13 Eyl 2015

SİZ OLSAYDINIZ?

spielberg
Steven SPIELBERG
Bir kamera... Bir tripot... Ve söylenebilecek iki çift laf!

Her şeyin hazır halde olduğunu düşünün. Tek yapmanız gereken birinin hayatını anlatan bir belgesel çekmek.

Herkesin tanıdığı biri mi olmalı? Yoksa hiç kimsenin tanımadığı biri mi? Hani derler ya: "Hiç tanımadığım birine kendimi saatlerce anlatasım var." Belki de aradığımız şey tam da budur. Bu cümleyi kuran birisi... Bunların hiçbiri uzaklarda kalmış hayaller değil. Etrafımızda binlerce insan var. Yoldan geçen birinin hayatını anlatsak olmaz mı? Mutlaka ünlü birileri mi olmalı? Ya sıradan gibi görünen hayatların ardındaki sıra dışılıklar? 

Ben olsaydım daha 13 yaşındayken 40 dakikalık savaş filmi çekip ödül kazanan üstelik yine bu yaşlarda arkadaşlarıyla birlikte 8 mm. lik macera filmi çekip bu filmlerin gösterimlerini evinde ücret karşılığında sunan ve ablasına popcorn sattıran küçük bir çocuğun hayatını anlatmak isterdim. Çünkü o çocuk büyüdüğünde dünyaca tanınan usta bir yönetmen olacaktı. Çünkü o çocuk Steven Spielberg olacaktı. Ya da hayalleri uğruna rahat hayatını bırakıp her türlü sıkıntıya göğüs gererek sonunda bütün hayallerini gerçekleştiren bir gencin hayatını anlatmak isterdim. Aslında iki seçenek arasında pekte fark yok. Burada önemli olan bizim hayal gücümüz ve yavan bir hikayeyi nasıl süslediğimiz. Bütün bunlar yapmak istediğimiz şeylere net cevaplar veriyor. Siz olsaydınız hangi hikayeyi yazmak isterdiniz? Daha doğrusu çoktan yazılmış bu hikayelerin hangi kahramanının hayatını anlatmak isterdiniz?
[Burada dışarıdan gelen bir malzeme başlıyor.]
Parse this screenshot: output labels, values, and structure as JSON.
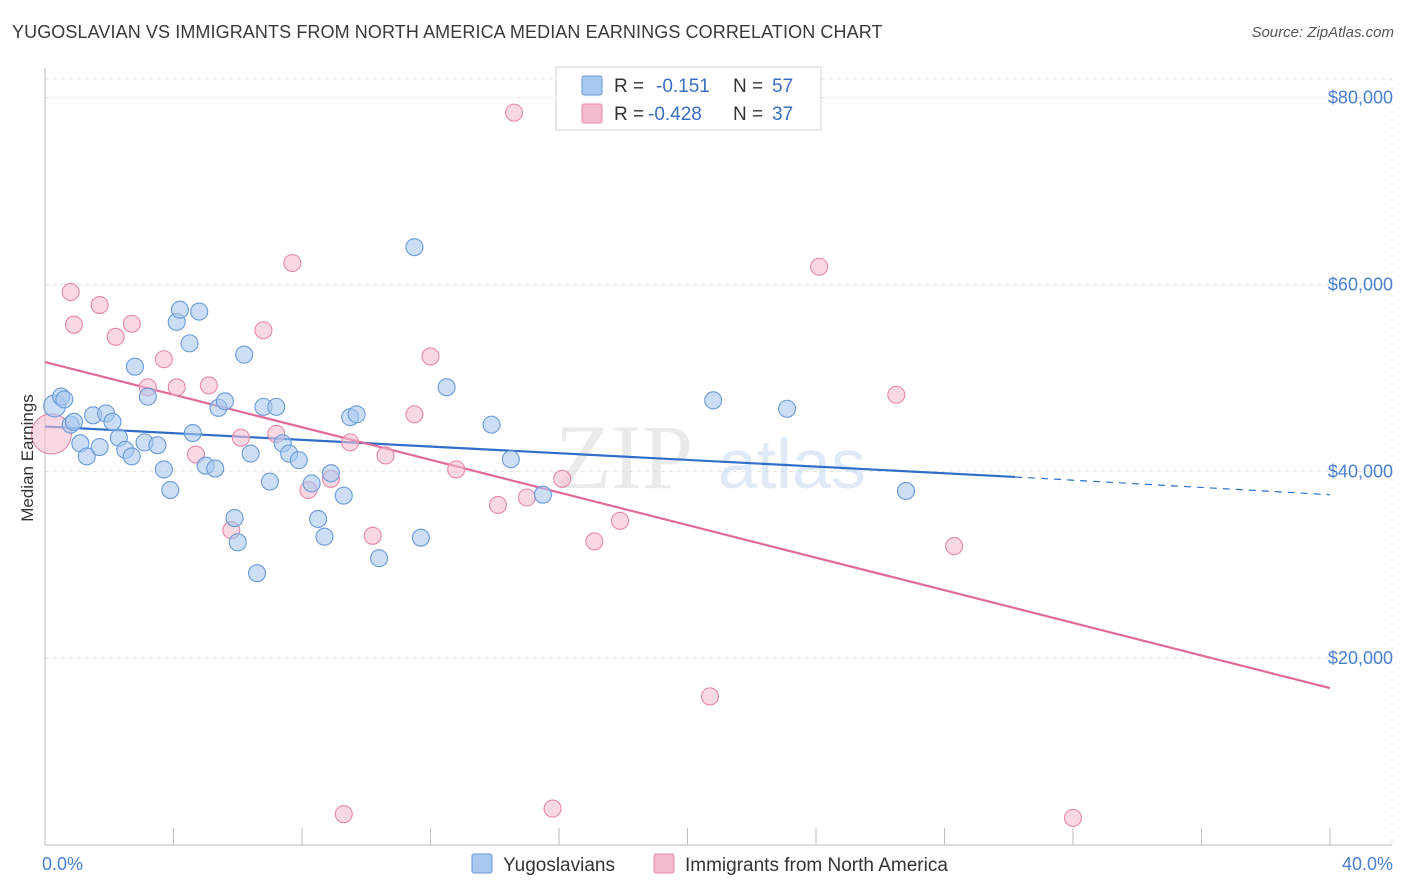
{
  "title": "YUGOSLAVIAN VS IMMIGRANTS FROM NORTH AMERICA MEDIAN EARNINGS CORRELATION CHART",
  "source": "Source: ZipAtlas.com",
  "watermark": {
    "zip": "ZIP",
    "atlas": "atlas"
  },
  "colors": {
    "blue_fill": "#a9c8f0",
    "blue_stroke": "#6a9ad8",
    "blue_line": "#2f6fc9",
    "pink_fill": "#f5bcd0",
    "pink_stroke": "#e58aa9",
    "pink_line": "#e06a98",
    "tick_text": "#4a7fd0",
    "grid": "#e2e2e2"
  },
  "legend": {
    "rows": [
      {
        "r_label": "R =",
        "r_value": "-0.151",
        "n_label": "N =",
        "n_value": "57"
      },
      {
        "r_label": "R =",
        "r_value": "-0.428",
        "n_label": "N =",
        "n_value": "37"
      }
    ]
  },
  "chart_data": {
    "type": "scatter",
    "title": "YUGOSLAVIAN VS IMMIGRANTS FROM NORTH AMERICA MEDIAN EARNINGS CORRELATION CHART",
    "xlabel": "",
    "ylabel": "Median Earnings",
    "xlim": [
      0,
      40
    ],
    "ylim": [
      0,
      82000
    ],
    "x_tick_labels": [
      "0.0%",
      "40.0%"
    ],
    "y_ticks": [
      20000,
      40000,
      60000,
      80000
    ],
    "y_tick_labels": [
      "$20,000",
      "$40,000",
      "$60,000",
      "$80,000"
    ],
    "grid": true,
    "legend_position": "top-center",
    "series": [
      {
        "name": "Yugoslavians",
        "r": -0.151,
        "n": 57,
        "trend": {
          "x": [
            0,
            30.2
          ],
          "y": [
            44800,
            39400
          ],
          "dashed_extension": {
            "x": [
              30.2,
              40
            ],
            "y": [
              39400,
              37500
            ]
          }
        },
        "points": [
          [
            0.3,
            47000
          ],
          [
            0.5,
            48000
          ],
          [
            0.6,
            47700
          ],
          [
            0.8,
            45000
          ],
          [
            0.9,
            45300
          ],
          [
            1.1,
            43000
          ],
          [
            1.3,
            41600
          ],
          [
            1.5,
            46000
          ],
          [
            1.7,
            42600
          ],
          [
            1.9,
            46200
          ],
          [
            2.1,
            45300
          ],
          [
            2.3,
            43600
          ],
          [
            2.5,
            42300
          ],
          [
            2.7,
            41600
          ],
          [
            2.8,
            51200
          ],
          [
            3.1,
            43100
          ],
          [
            3.2,
            48000
          ],
          [
            3.5,
            42800
          ],
          [
            3.7,
            40200
          ],
          [
            3.9,
            38000
          ],
          [
            4.1,
            56000
          ],
          [
            4.2,
            57300
          ],
          [
            4.5,
            53700
          ],
          [
            4.6,
            44100
          ],
          [
            4.8,
            57100
          ],
          [
            5.0,
            40600
          ],
          [
            5.3,
            40300
          ],
          [
            5.4,
            46800
          ],
          [
            5.6,
            47500
          ],
          [
            5.9,
            35000
          ],
          [
            6.0,
            32400
          ],
          [
            6.2,
            52500
          ],
          [
            6.4,
            41900
          ],
          [
            6.6,
            29100
          ],
          [
            6.8,
            46900
          ],
          [
            7.0,
            38900
          ],
          [
            7.2,
            46900
          ],
          [
            7.4,
            43000
          ],
          [
            7.6,
            41900
          ],
          [
            7.9,
            41200
          ],
          [
            8.3,
            38700
          ],
          [
            8.5,
            34900
          ],
          [
            8.7,
            33000
          ],
          [
            8.9,
            39800
          ],
          [
            9.3,
            37400
          ],
          [
            9.5,
            45800
          ],
          [
            9.7,
            46100
          ],
          [
            10.4,
            30700
          ],
          [
            11.5,
            64000
          ],
          [
            11.7,
            32900
          ],
          [
            12.5,
            49000
          ],
          [
            13.9,
            45000
          ],
          [
            14.5,
            41300
          ],
          [
            15.5,
            37500
          ],
          [
            20.8,
            47600
          ],
          [
            23.1,
            46700
          ],
          [
            26.8,
            37900
          ]
        ]
      },
      {
        "name": "Immigrants from North America",
        "r": -0.428,
        "n": 37,
        "trend": {
          "x": [
            0,
            40
          ],
          "y": [
            51700,
            16800
          ]
        },
        "points": [
          [
            0.2,
            44000
          ],
          [
            0.8,
            59200
          ],
          [
            0.9,
            55700
          ],
          [
            1.7,
            57800
          ],
          [
            2.2,
            54400
          ],
          [
            2.7,
            55800
          ],
          [
            3.2,
            49000
          ],
          [
            3.7,
            52000
          ],
          [
            4.1,
            49000
          ],
          [
            4.7,
            41800
          ],
          [
            5.1,
            49200
          ],
          [
            5.8,
            33700
          ],
          [
            6.1,
            43600
          ],
          [
            6.8,
            55100
          ],
          [
            7.7,
            62300
          ],
          [
            7.2,
            44000
          ],
          [
            8.2,
            38000
          ],
          [
            8.9,
            39200
          ],
          [
            9.3,
            3300
          ],
          [
            9.5,
            43100
          ],
          [
            10.2,
            33100
          ],
          [
            10.6,
            41700
          ],
          [
            11.5,
            46100
          ],
          [
            12.0,
            52300
          ],
          [
            12.8,
            40200
          ],
          [
            14.1,
            36400
          ],
          [
            14.6,
            78400
          ],
          [
            15.0,
            37200
          ],
          [
            15.8,
            3900
          ],
          [
            16.1,
            39200
          ],
          [
            17.1,
            32500
          ],
          [
            17.9,
            34700
          ],
          [
            20.7,
            15900
          ],
          [
            24.1,
            61900
          ],
          [
            26.5,
            48200
          ],
          [
            28.3,
            32000
          ],
          [
            32.0,
            2900
          ]
        ]
      }
    ]
  },
  "bottom_legend": [
    {
      "label": "Yugoslavians"
    },
    {
      "label": "Immigrants from North America"
    }
  ]
}
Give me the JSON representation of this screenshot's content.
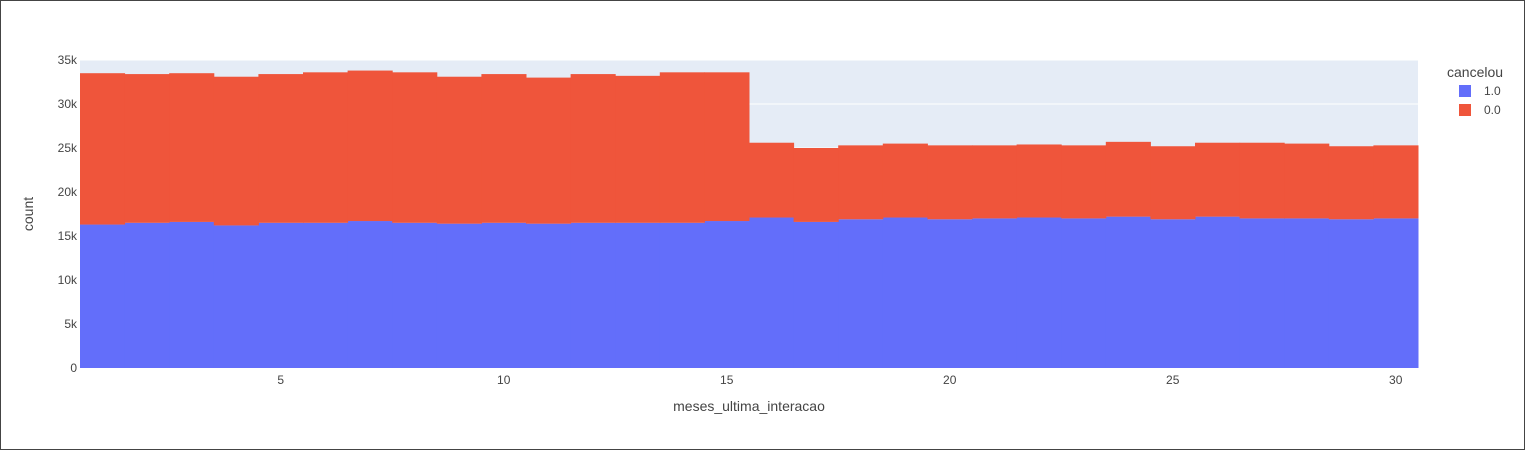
{
  "chart_data": {
    "type": "bar",
    "barmode": "stack",
    "xlabel": "meses_ultima_interacao",
    "ylabel": "count",
    "xlim": [
      0.5,
      30.5
    ],
    "ylim": [
      0,
      35000
    ],
    "x": [
      1,
      2,
      3,
      4,
      5,
      6,
      7,
      8,
      9,
      10,
      11,
      12,
      13,
      14,
      15,
      16,
      17,
      18,
      19,
      20,
      21,
      22,
      23,
      24,
      25,
      26,
      27,
      28,
      29,
      30
    ],
    "x_ticks": [
      5,
      10,
      15,
      20,
      25,
      30
    ],
    "x_tick_labels": [
      "5",
      "10",
      "15",
      "20",
      "25",
      "30"
    ],
    "y_ticks": [
      0,
      5000,
      10000,
      15000,
      20000,
      25000,
      30000,
      35000
    ],
    "y_tick_labels": [
      "0",
      "5k",
      "10k",
      "15k",
      "20k",
      "25k",
      "30k",
      "35k"
    ],
    "grid": true,
    "legend_title": "cancelou",
    "legend_position": "top-right",
    "series": [
      {
        "name": "1.0",
        "color": "#636efa",
        "values": [
          16300,
          16500,
          16600,
          16200,
          16500,
          16500,
          16700,
          16500,
          16400,
          16500,
          16400,
          16500,
          16500,
          16500,
          16700,
          17100,
          16600,
          16900,
          17100,
          16900,
          17000,
          17100,
          17000,
          17200,
          16900,
          17200,
          17000,
          17000,
          16900,
          17000
        ]
      },
      {
        "name": "0.0",
        "color": "#ef553b",
        "values": [
          17200,
          16900,
          16900,
          16900,
          16900,
          17100,
          17100,
          17100,
          16700,
          16900,
          16600,
          16900,
          16700,
          17100,
          16900,
          8500,
          8400,
          8400,
          8400,
          8400,
          8300,
          8300,
          8300,
          8500,
          8300,
          8400,
          8600,
          8500,
          8300,
          8300
        ]
      }
    ]
  }
}
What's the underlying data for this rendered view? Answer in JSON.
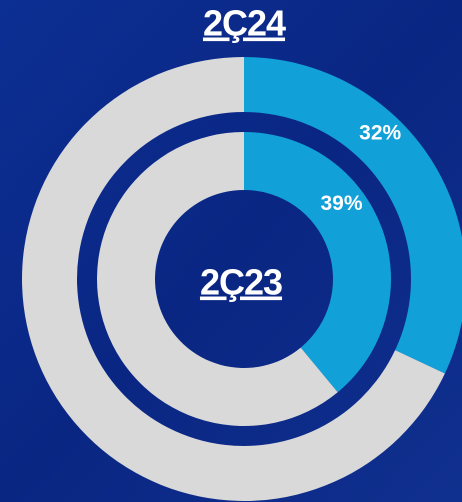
{
  "chart_data": [
    {
      "type": "donut",
      "title": "2Ç24",
      "values": [
        32,
        68
      ],
      "value_labels": [
        "32%",
        null
      ],
      "colors": [
        "#12a0d8",
        "#d9d9d9"
      ]
    },
    {
      "type": "donut",
      "title": "2Ç23",
      "values": [
        39,
        61
      ],
      "value_labels": [
        "39%",
        null
      ],
      "colors": [
        "#12a0d8",
        "#d9d9d9"
      ]
    }
  ]
}
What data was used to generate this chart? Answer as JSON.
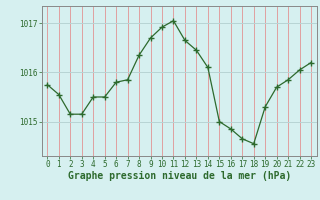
{
  "x": [
    0,
    1,
    2,
    3,
    4,
    5,
    6,
    7,
    8,
    9,
    10,
    11,
    12,
    13,
    14,
    15,
    16,
    17,
    18,
    19,
    20,
    21,
    22,
    23
  ],
  "y": [
    1015.75,
    1015.55,
    1015.15,
    1015.15,
    1015.5,
    1015.5,
    1015.8,
    1015.85,
    1016.35,
    1016.7,
    1016.92,
    1017.05,
    1016.65,
    1016.45,
    1016.1,
    1015.0,
    1014.85,
    1014.65,
    1014.55,
    1015.3,
    1015.7,
    1015.85,
    1016.05,
    1016.2
  ],
  "line_color": "#2d6a2d",
  "marker": "+",
  "marker_size": 4,
  "background_color": "#d6f0f0",
  "grid_color_h": "#b8d4d4",
  "grid_color_v": "#e0a0a0",
  "xlabel": "Graphe pression niveau de la mer (hPa)",
  "xlabel_fontsize": 7,
  "yticks": [
    1015,
    1016,
    1017
  ],
  "ylim": [
    1014.3,
    1017.35
  ],
  "xlim": [
    -0.5,
    23.5
  ],
  "xticks": [
    0,
    1,
    2,
    3,
    4,
    5,
    6,
    7,
    8,
    9,
    10,
    11,
    12,
    13,
    14,
    15,
    16,
    17,
    18,
    19,
    20,
    21,
    22,
    23
  ],
  "tick_fontsize": 5.5,
  "label_color": "#2d6a2d",
  "font_family": "monospace"
}
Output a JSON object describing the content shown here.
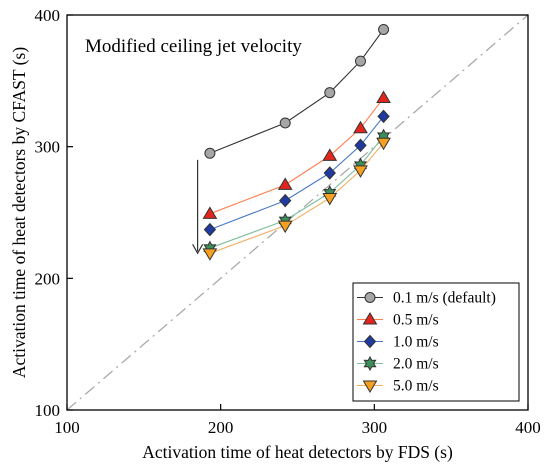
{
  "chart_data": {
    "type": "line",
    "title": "",
    "annotation": "Modified ceiling jet velocity",
    "xlabel": "Activation time of heat detectors by FDS (s)",
    "ylabel": "Activation time of heat detectors by CFAST (s)",
    "xlim": [
      100,
      400
    ],
    "ylim": [
      100,
      400
    ],
    "xticks": [
      "100",
      "200",
      "300",
      "400"
    ],
    "yticks": [
      "100",
      "200",
      "300",
      "400"
    ],
    "x": [
      193,
      242,
      271,
      291,
      306
    ],
    "series": [
      {
        "name": "0.1 m/s (default)",
        "values": [
          295,
          318,
          341,
          365,
          389
        ],
        "color": "#333333",
        "fill": "#a6a6a6",
        "marker": "circle"
      },
      {
        "name": "0.5 m/s",
        "values": [
          249,
          271,
          293,
          314,
          337
        ],
        "color": "#ff7f50",
        "fill": "#e2261e",
        "marker": "triangle-up"
      },
      {
        "name": "1.0 m/s",
        "values": [
          237,
          259,
          280,
          301,
          323
        ],
        "color": "#4a78c8",
        "fill": "#1f3aa0",
        "marker": "diamond"
      },
      {
        "name": "2.0 m/s",
        "values": [
          223,
          244,
          265,
          286,
          308
        ],
        "color": "#7fbf9a",
        "fill": "#3c8f5a",
        "marker": "star"
      },
      {
        "name": "5.0 m/s",
        "values": [
          219,
          240,
          261,
          282,
          303
        ],
        "color": "#f2b067",
        "fill": "#f5a020",
        "marker": "triangle-down"
      }
    ],
    "reference_line": {
      "from": [
        100,
        100
      ],
      "to": [
        400,
        400
      ],
      "style": "dash-dot",
      "color": "#aaaaaa"
    },
    "arrow": {
      "from": [
        185,
        290
      ],
      "to": [
        185,
        219
      ]
    },
    "legend_position": "bottom-right",
    "grid": false
  }
}
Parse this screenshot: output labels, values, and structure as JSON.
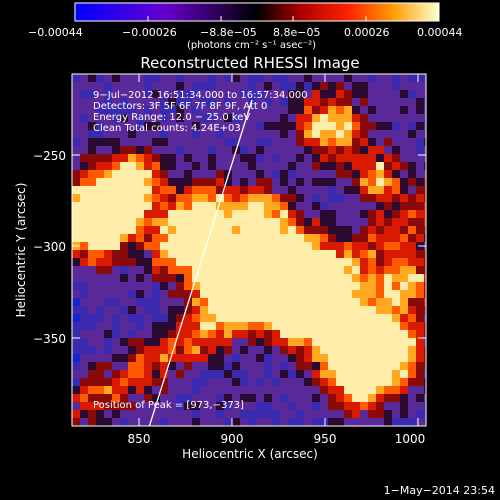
{
  "colorbar": {
    "ticks": [
      "−0.00044",
      "−0.00026",
      "−8.8e−05",
      "8.8e−05",
      "0.00026",
      "0.00044"
    ],
    "units": "(photons cm⁻² s⁻¹ asec⁻²)"
  },
  "plot": {
    "title": "Reconstructed RHESSI Image",
    "xlabel": "Heliocentric X (arcsec)",
    "ylabel": "Heliocentric Y (arcsec)",
    "xticks": [
      "850",
      "900",
      "950",
      "1000"
    ],
    "yticks": [
      "−250",
      "−300",
      "−350"
    ],
    "xrange": [
      813,
      1003
    ],
    "yrange": [
      -398,
      -205
    ]
  },
  "annotations": {
    "time_range": "9−Jul−2012 16:51:34.000 to 16:57:34.000",
    "detectors": "Detectors: 3F 5F 6F 7F 8F 9F, Att 0",
    "energy": "Energy Range: 12.0 − 25.0 keV",
    "clean": "Clean    Total counts: 4.24E+03",
    "peak": "Position of Peak = [973,−373]"
  },
  "footer": {
    "date": "1−May−2014 23:54"
  },
  "colors": {
    "background": "#000000",
    "text": "#ffffff",
    "limb": "#ffffff"
  }
}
Önemli olan başarmak mı? Yoksa  başardığının herkesçe bilinmesi mi? Genelde bu soruya verdiğimiz cevap “Tabiki önemli olan başarmak!" olur. Ama bence herkes tarafından bilinmesi gerekir. Düşündürücü ve ibret verici hikayesi olan her insanın hakkı verilmeli.

Şimdi tekrar başa dönelim. Spielberg dünyaca tanınan bir yönetmen olmasaydı çocuk yaşta başardığı onca şeyi kim bilecekti? Ya da hayalleri uğruna çektiği her sıkıntıya rağmen bunu başaran kişiyi hangimiz tanıyoruz? Bu iki hikaye arasındaki tek fark şu: "Başarmak ve başardığını göstermek". 

Bu yüzden hayatta başardığımız şeyleri insanlarla paylaşmak başkaları için umut ışığı olabilir. Burada amaç başarımız ve egomuz arasında arkadaşlık kurmak değil, insanların yoluna ışık tutmaktır.

Yine ben olsaydım kapalı kapılar ardında kalmış başarı hikayelerinin kahramanlarının hayatını anlatan belgeseller yapmak isterdim. Peki ya siz?